Un día vino a Coruña, un lejano Diciembre de 2015 y te dije que iba a venir mi novia. Y tú te reíste y preguntaste si ya había pedido vez en la pensión Fina y yo te dije que sí, y tú: ah, bueno, pues entonces ya está. Y entró por la puerta y te ganó en la primera hora. Todos sabemos que eso de que te pidiera que le hablases en catalán fue la chispa. Luego estaba su sonrisa, tan parecida a la tuya. Tan presente. Tan luminosa. Sois tan parecidas... Guerreras ante la vida. Supongo que por eso estabais tan unidas.
Esa vez, la primera vez que estuvo, cuando se fue me dijiste que era muy maja y muy riquiña, molt maca, como dirían los catalanes, muy riquiña como dirían los gallegos.
Le dijiste que tu casa era la suya y que viniera siempre que quisiera, aunque yo no estuviera. Y cuando hizo eso, un par de años después, con su sobrina te llevaste la alegría del año y estabas que no podías con la felicidad. Me llamaste solo para decírmelo, que Laura había ido a verte con su sobrina. Y parecías otra vez esa niña pequeña que eras siempre que estabas jugando conmigo y con Brais. Supongo que ahí residía la magia: ella también te hacía sentir esa niña de la mirada siempre radiante.
Y el último día cuando no eras capaz de reconocer ya a nadie, te juro que cuando la viste esbozaste una sonrisa. Porque de algún modo sabías que ella estaba ahí y que por muy mal que yo estuviera nunca me caería con su mano agarrando la mía. Y supongo que por eso te fuiste, porque sabías que todos estaríamos bien. Por mucho que doliese. Por mucho que dolería. Por mucho que te echemos de menos cada día desde entonces.

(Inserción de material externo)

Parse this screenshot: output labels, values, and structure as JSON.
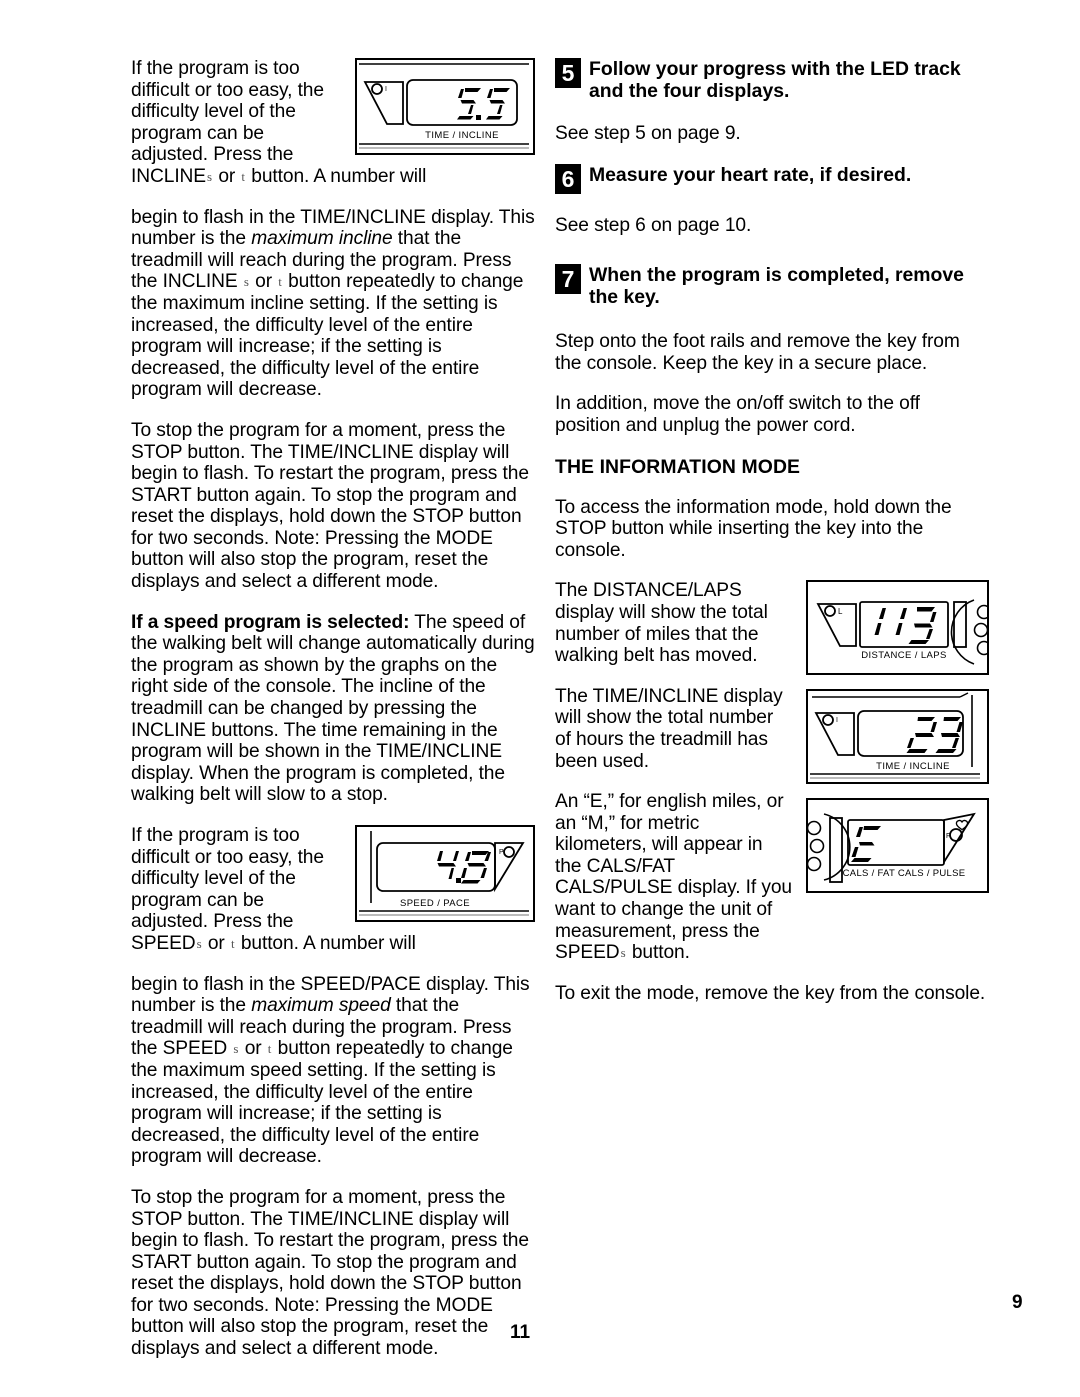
{
  "document": {
    "page_number_center": "11",
    "page_number_corner": "9"
  },
  "left_column": {
    "para_incline_intro": "If the program is too difficult or too easy, the difficulty level of the program can be adjusted. Press the INCLINE",
    "para_incline_intro_mid": "or",
    "para_incline_intro_end": "button. A number will",
    "para_incline_cont_1": "begin to flash in the TIME/INCLINE display. This number is the ",
    "para_incline_italic": "maximum incline",
    "para_incline_cont_2": " that the treadmill will reach during the program. Press the INCLINE",
    "para_incline_cont_3": "or",
    "para_incline_cont_4": "button repeatedly to change the maximum incline setting. If the setting is increased, the difficulty level of the entire program will increase; if the setting is decreased, the difficulty level of the entire program will decrease.",
    "para_stop_1": "To stop the program for a moment, press the STOP button. The TIME/INCLINE display will begin to flash. To restart the program, press the START button again. To stop the program and reset the displays, hold down the STOP button for two seconds. Note: Pressing the MODE button will also stop the program, reset the displays and select a different mode.",
    "para_speed_program_bold": "If a speed program is selected:",
    "para_speed_program_rest": " The speed of the walking belt will change automatically during the program as shown by the graphs on the right side of the console. The incline of the treadmill can be changed by pressing the INCLINE buttons. The time remaining in the program will be shown in the TIME/INCLINE display. When the program is completed, the walking belt will slow to a stop.",
    "para_speed_intro": "If the program is too difficult or too easy, the difficulty level of the program can be adjusted. Press the SPEED",
    "para_speed_intro_mid": "or",
    "para_speed_intro_end": "button. A number will",
    "para_speed_cont_1": "begin to flash in the SPEED/PACE display. This number is the ",
    "para_speed_italic": "maximum speed",
    "para_speed_cont_2": " that the treadmill will reach during the program. Press the SPEED",
    "para_speed_cont_3": "or",
    "para_speed_cont_4": "button repeatedly to change the maximum speed setting. If the setting is increased, the difficulty level of the entire program will increase; if the setting is decreased, the difficulty level of the entire program will decrease.",
    "para_stop_2": "To stop the program for a moment, press the STOP button. The TIME/INCLINE display will begin to flash. To restart the program, press the START button again. To stop the program and reset the displays, hold down the STOP button for two seconds. Note: Pressing the MODE button will also stop the program, reset the displays and select a different mode.",
    "figures": {
      "time_incline": {
        "value": "5.5",
        "label": "TIME / INCLINE"
      },
      "speed_pace": {
        "value": "4.8",
        "label": "SPEED / PACE"
      }
    }
  },
  "right_column": {
    "steps": [
      {
        "number": "5",
        "title": "Follow your progress with the LED track and the four displays.",
        "body": "See step 5 on page 9."
      },
      {
        "number": "6",
        "title": "Measure your heart rate, if desired.",
        "body": "See step 6 on page 10."
      },
      {
        "number": "7",
        "title": "When the program is completed, remove the key.",
        "body_1": "Step onto the foot rails and remove the key from the console. Keep the key in a secure place.",
        "body_2": "In addition, move the on/off switch to the off position and unplug the power cord."
      }
    ],
    "section_heading": "THE INFORMATION MODE",
    "para_access": "To access the information mode, hold down the STOP button while inserting the key into the console.",
    "para_distance": "The DISTANCE/LAPS display will show the total number of miles that the walking belt has moved.",
    "para_time": "The TIME/INCLINE display will show the total number of hours the treadmill has been used.",
    "para_cals_1": "An “E,” for english miles, or an “M,” for metric kilometers, will appear in the CALS/FAT CALS/PULSE display. If you want to change the unit of measurement, press the",
    "para_cals_speed": "SPEED",
    "para_cals_2": "button.",
    "para_exit": "To exit the mode, remove the key from the console.",
    "figures": {
      "distance_laps": {
        "value": "113",
        "label": "DISTANCE / LAPS",
        "indicator": "L"
      },
      "time_incline": {
        "value": "23",
        "label": "TIME / INCLINE",
        "indicator": "I"
      },
      "cals_fat": {
        "value": "E",
        "label": "CALS / FAT CALS / PULSE",
        "indicator": "F"
      }
    }
  },
  "symbols": {
    "arrow_up": "s",
    "arrow_down": "t"
  }
}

Te echo de menos. Mucho. Te echo mucho de menos. Pero cuando pienso eso, en lo feliz que te hacía ella, en lo felices que fuimos contigo, en lo feliz que eras con tus nietos de Vigo sonrío. Como Trufa dándole al rabo cuando subía corriendo escaleras arriba y te buscaba por todo el pasillo y llegaba junto a ti a la cocina. -No ha dejado de hacerlo, cada vez que va a Coruña te busca como si todavía te fuese a encontrar al final del día. Y se queda desilusinada y confusa, sin saber muy bien hacia dónde ir.-
Un poco como nosotros.
Que no sabemos muy bien hacia dónde ir sin ti.
Y por eso estoy aquí, frente al papel, tratando de encontrar mi camino sin ti. Porque ya no soy la misma persona que hace un año cuando estas líneas no eran algo necesario. No soy la misma persona y estoy aprendiendo a vivir con esa soledad que me acompaña como la sombra que se alza a mis pies. Como el cúmulo de oscuridad y tinieblas que puede ser mi mente cuando no logro mantenerme a flote.
Por eso estoy aquí, diciéndote adiós, porque tengo que comenzar a seguir mi propio sendero sin el peso de tu ausencia. Porque aunque ya no estés, siempre estarás en el recuerdo. Y con eso basta.
Te echo de menos. Te echo mucho de menos, pero te tengo que decir adiós para continuar creciendo.
Te echo mucho de menos. Echo de menos tu voz, tu risa y tu mirada siempre sonriente.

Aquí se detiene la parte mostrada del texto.